I came across a quote as I was reading from positive psychology guru  Martin Seligman that says, "Relieving the states that make life miserable… has made building the states that make life worth living less of a priority." It turns out, it's all about how you focus your energy. The state that was making me miserable yesterday was missing my former students, feeling left out of the back-to-school hype, and regretting the missed opportunity to meet a new batch of kids. To relieve that, I sulked (not an effective relief of misery) and bribed myself with sugar in order to feel less miserable.

But feeling less miserable shouldn't be the goal. Relieving misery and distracting from the negative has become the overwhelming mantra of popular culture--I blame advertising. You are too this, not enough this, you need this, you are dissatisfied because of this. Instead of letting the media focus our experiences to relieve the negativity, we need to embrace the positive and make increasing happiness the priority.
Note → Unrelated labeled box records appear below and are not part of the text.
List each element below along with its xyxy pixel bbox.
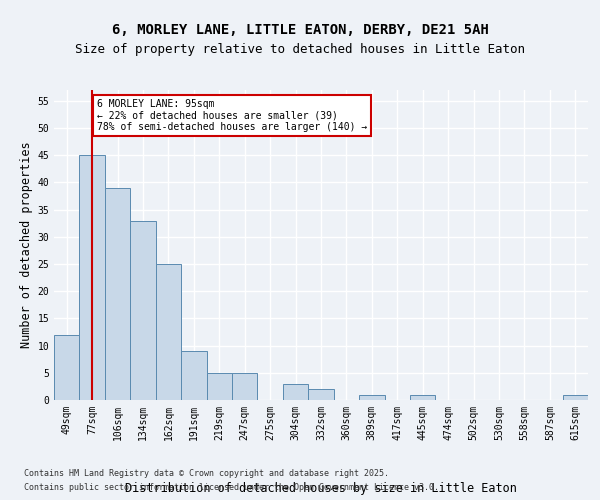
Bar xyxy=(79,156,105,400)
Bar xyxy=(181,351,206,400)
Bar xyxy=(283,384,308,400)
Bar xyxy=(563,394,588,400)
Y-axis label: Number of detached properties: Number of detached properties xyxy=(20,142,33,348)
Bar xyxy=(232,373,257,400)
Bar xyxy=(410,394,436,400)
Bar xyxy=(54,334,79,400)
Bar xyxy=(308,389,334,400)
Text: Contains HM Land Registry data © Crown copyright and database right 2025.: Contains HM Land Registry data © Crown c… xyxy=(24,468,389,477)
Text: Contains public sector information licensed under the Open Government Licence v3: Contains public sector information licen… xyxy=(24,484,439,492)
X-axis label: Distribution of detached houses by size in Little Eaton: Distribution of detached houses by size … xyxy=(125,482,517,495)
Text: 6 MORLEY LANE: 95sqm
← 22% of detached houses are smaller (39)
78% of semi-detac: 6 MORLEY LANE: 95sqm ← 22% of detached h… xyxy=(97,100,367,132)
Text: 6, MORLEY LANE, LITTLE EATON, DERBY, DE21 5AH: 6, MORLEY LANE, LITTLE EATON, DERBY, DE2… xyxy=(112,22,488,36)
Bar xyxy=(206,373,232,400)
Text: Size of property relative to detached houses in Little Eaton: Size of property relative to detached ho… xyxy=(75,42,525,56)
Bar xyxy=(105,188,130,400)
Bar xyxy=(156,264,181,400)
Bar xyxy=(359,394,385,400)
Bar xyxy=(130,220,156,400)
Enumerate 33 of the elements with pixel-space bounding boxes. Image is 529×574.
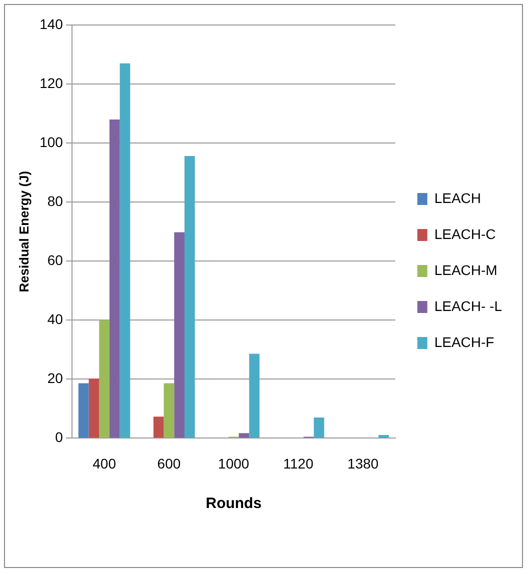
y-tick-label: 20 bbox=[47, 370, 64, 386]
bar bbox=[174, 232, 184, 438]
y-tick-label: 0 bbox=[55, 429, 64, 446]
y-tick-label: 140 bbox=[40, 16, 64, 32]
x-tick-label: 400 bbox=[92, 455, 116, 472]
bar bbox=[109, 119, 120, 438]
y-tick-label: 60 bbox=[47, 252, 64, 268]
legend-label: LEACH-C bbox=[434, 226, 496, 242]
bar bbox=[184, 156, 195, 438]
x-tick-label: 600 bbox=[157, 455, 181, 472]
legend-label: LEACH-F bbox=[434, 334, 494, 350]
y-tick-label: 120 bbox=[40, 74, 64, 91]
bar bbox=[314, 418, 324, 438]
y-tick-label: 100 bbox=[40, 134, 64, 150]
y-tick-label: 80 bbox=[47, 192, 64, 209]
bar bbox=[78, 383, 89, 438]
bar bbox=[153, 416, 164, 438]
x-tick-label: 1000 bbox=[218, 455, 250, 472]
bar bbox=[120, 63, 130, 438]
bar bbox=[164, 383, 174, 438]
bar bbox=[238, 433, 250, 438]
x-axis-title: Rounds bbox=[206, 495, 262, 512]
bar bbox=[99, 320, 110, 438]
x-tick-label: 1380 bbox=[347, 455, 379, 472]
bar bbox=[378, 434, 389, 438]
bar bbox=[88, 378, 100, 438]
legend-label: LEACH bbox=[434, 190, 482, 206]
y-axis-title: Residual Energy (J) bbox=[16, 170, 32, 292]
legend-label: LEACH-M bbox=[434, 262, 498, 278]
y-tick-label: 40 bbox=[47, 311, 64, 327]
x-tick-label: 1120 bbox=[283, 455, 314, 472]
bar bbox=[249, 354, 260, 438]
legend-label: LEACH- -L bbox=[434, 298, 502, 314]
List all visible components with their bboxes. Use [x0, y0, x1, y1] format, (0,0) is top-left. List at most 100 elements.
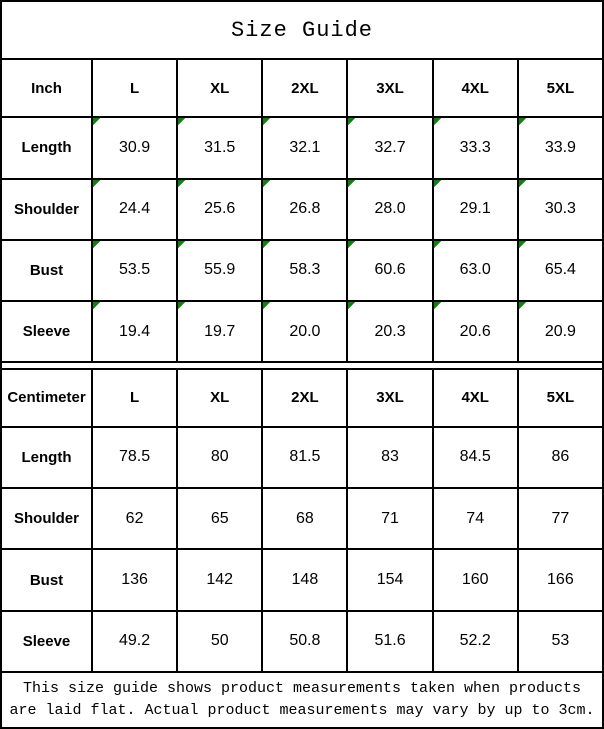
value-cell: 71 [346, 487, 434, 551]
size-header-cell: 3XL [346, 367, 434, 428]
green-triangle-marker [264, 119, 271, 126]
cm-length-row: Length 78.5 80 81.5 83 84.5 86 [0, 425, 604, 490]
cm-shoulder-row: Shoulder 62 65 68 71 74 77 [0, 487, 604, 551]
value-cell: 55.9 [176, 238, 264, 303]
row-label-cell: Shoulder [0, 177, 93, 241]
green-triangle-marker [264, 241, 271, 248]
size-header-cell: XL [176, 367, 264, 428]
row-label-cell: Sleeve [0, 609, 93, 674]
size-header-cell: L [90, 57, 179, 119]
value-cell: 84.5 [431, 425, 519, 490]
cm-bust-row: Bust 136 142 148 154 160 166 [0, 548, 604, 612]
value-cell: 19.7 [176, 300, 264, 364]
value-cell: 77 [516, 487, 604, 551]
value-cell: 53 [516, 609, 604, 674]
value-cell: 32.1 [261, 116, 349, 180]
value-cell: 74 [431, 487, 519, 551]
value-cell: 25.6 [176, 177, 264, 241]
value-cell: 32.7 [346, 116, 434, 180]
green-triangle-marker [94, 180, 100, 187]
value-cell: 31.5 [176, 116, 264, 180]
value-text: 30.3 [544, 200, 576, 218]
row-label-cell: Length [0, 425, 93, 490]
green-triangle-marker [519, 180, 526, 187]
value-cell: 80 [176, 425, 264, 490]
green-triangle-marker [349, 241, 356, 248]
value-cell: 20.9 [516, 300, 604, 364]
value-cell: 63.0 [431, 238, 519, 303]
inch-header-row: Inch L XL 2XL 3XL 4XL 5XL [0, 57, 604, 119]
size-header-cell: 4XL [431, 57, 519, 119]
size-header-cell: L [90, 367, 179, 428]
value-cell: 19.4 [90, 300, 179, 364]
value-text: 24.4 [119, 200, 151, 218]
value-cell: 20.0 [261, 300, 349, 364]
value-cell: 68 [261, 487, 349, 551]
row-label-cell: Sleeve [0, 300, 93, 364]
value-cell: 65 [176, 487, 264, 551]
value-text: 58.3 [289, 261, 321, 279]
value-text: 60.6 [374, 261, 406, 279]
value-text: 19.4 [119, 322, 151, 340]
value-text: 20.6 [459, 322, 491, 340]
spacer-cell [0, 361, 604, 370]
value-cell: 160 [431, 548, 519, 612]
title-row: Size Guide [0, 0, 604, 60]
row-label-cell: Bust [0, 548, 93, 612]
value-cell: 60.6 [346, 238, 434, 303]
size-header-cell: 4XL [431, 367, 519, 428]
green-triangle-marker [179, 241, 186, 248]
green-triangle-marker [94, 303, 100, 310]
size-header-cell: 3XL [346, 57, 434, 119]
value-cell: 58.3 [261, 238, 349, 303]
green-triangle-marker [179, 180, 186, 187]
value-cell: 81.5 [261, 425, 349, 490]
value-cell: 83 [346, 425, 434, 490]
value-cell: 26.8 [261, 177, 349, 241]
value-cell: 136 [90, 548, 179, 612]
value-text: 33.3 [459, 138, 491, 156]
size-header-cell: XL [176, 57, 264, 119]
value-cell: 28.0 [346, 177, 434, 241]
value-text: 29.1 [459, 200, 491, 218]
value-cell: 166 [516, 548, 604, 612]
value-cell: 30.3 [516, 177, 604, 241]
value-cell: 51.6 [346, 609, 434, 674]
value-cell: 33.9 [516, 116, 604, 180]
value-cell: 154 [346, 548, 434, 612]
cm-unit-header-cell: Centimeter [0, 367, 93, 428]
value-text: 53.5 [119, 261, 151, 279]
row-label-cell: Length [0, 116, 93, 180]
footer-note-line-2: are laid flat. Actual product measuremen… [9, 702, 595, 719]
value-text: 55.9 [204, 261, 236, 279]
inch-unit-header-cell: Inch [0, 57, 93, 119]
value-cell: 24.4 [90, 177, 179, 241]
value-text: 30.9 [119, 138, 151, 156]
green-triangle-marker [434, 241, 441, 248]
value-text: 33.9 [544, 138, 576, 156]
footer-note: This size guide shows product measuremen… [0, 671, 604, 729]
value-cell: 65.4 [516, 238, 604, 303]
value-cell: 148 [261, 548, 349, 612]
green-triangle-marker [519, 241, 526, 248]
value-cell: 29.1 [431, 177, 519, 241]
page-title: Size Guide [0, 0, 604, 60]
value-cell: 142 [176, 548, 264, 612]
value-cell: 86 [516, 425, 604, 490]
value-cell: 78.5 [90, 425, 179, 490]
inch-sleeve-row: Sleeve 19.4 19.7 20.0 20.3 20.6 20.9 [0, 300, 604, 364]
green-triangle-marker [264, 303, 271, 310]
row-label-cell: Shoulder [0, 487, 93, 551]
value-cell: 30.9 [90, 116, 179, 180]
inch-length-row: Length 30.9 31.5 32.1 32.7 33.3 33.9 [0, 116, 604, 180]
value-text: 19.7 [204, 322, 236, 340]
value-text: 32.1 [289, 138, 321, 156]
green-triangle-marker [519, 119, 526, 126]
green-triangle-marker [94, 119, 100, 126]
footer-note-line-1: This size guide shows product measuremen… [22, 680, 582, 698]
inch-shoulder-row: Shoulder 24.4 25.6 26.8 28.0 29.1 30.3 [0, 177, 604, 241]
green-triangle-marker [179, 119, 186, 126]
value-cell: 33.3 [431, 116, 519, 180]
FYI--happiness is not the absence or relief of misery. Happiness is not the negative space where misery used to be. Seligman challenges us to build positive energy into more than a feeling, but a state of being. We must purposefully create a mental environment that is more at home feeling happiness than misery. We need to make happy the default setting and misery the malfunction. Building the positives helps us control for the negatives and mitigate the misery of a bad day. Things may make you miserable but it's a positive state of being that promotes happiness.

So what does this mean for teachers? I'm going to go straight to testing on this one, and since I taught English, I'll start with reading tests. The occasion for students that would make life miserable is failing and having to re-take a standardized reading test. The failure, the re-take, the frustration--those lead to misery. How do we (as teachers) try to mitigate that misery? Test preparation. Students won't be miserable is we teach them the best ways to take the test so they can pass, feel successful, and not have to take it over again. We remediate, we pre-test, we assess ad nauseum. We try to avoid the negatives of a failed test...instead of trying to build a positive reading culture that our students take with them.

The whole purpose of testing is to ensure that society is composed of literate, critically-thinking individuals. But the best way to do that isn't to test (and test and test...) but to build a culture that creates an environment that embraces the positive benefits of reading. Reading takes you places you've never been, to world that don't physically exist. Reading lets you try on different roles and presents you with new role models. Reading lets you know about the world so you can find your place in it. Reading is power and freedom and belonging and survival and fun--all of Glasser's needs in one activity.

The basic question, then, is this: why do we work so hard to relieve future misery when we should be helping our students build a positive, meaningful relationship to the power of reading.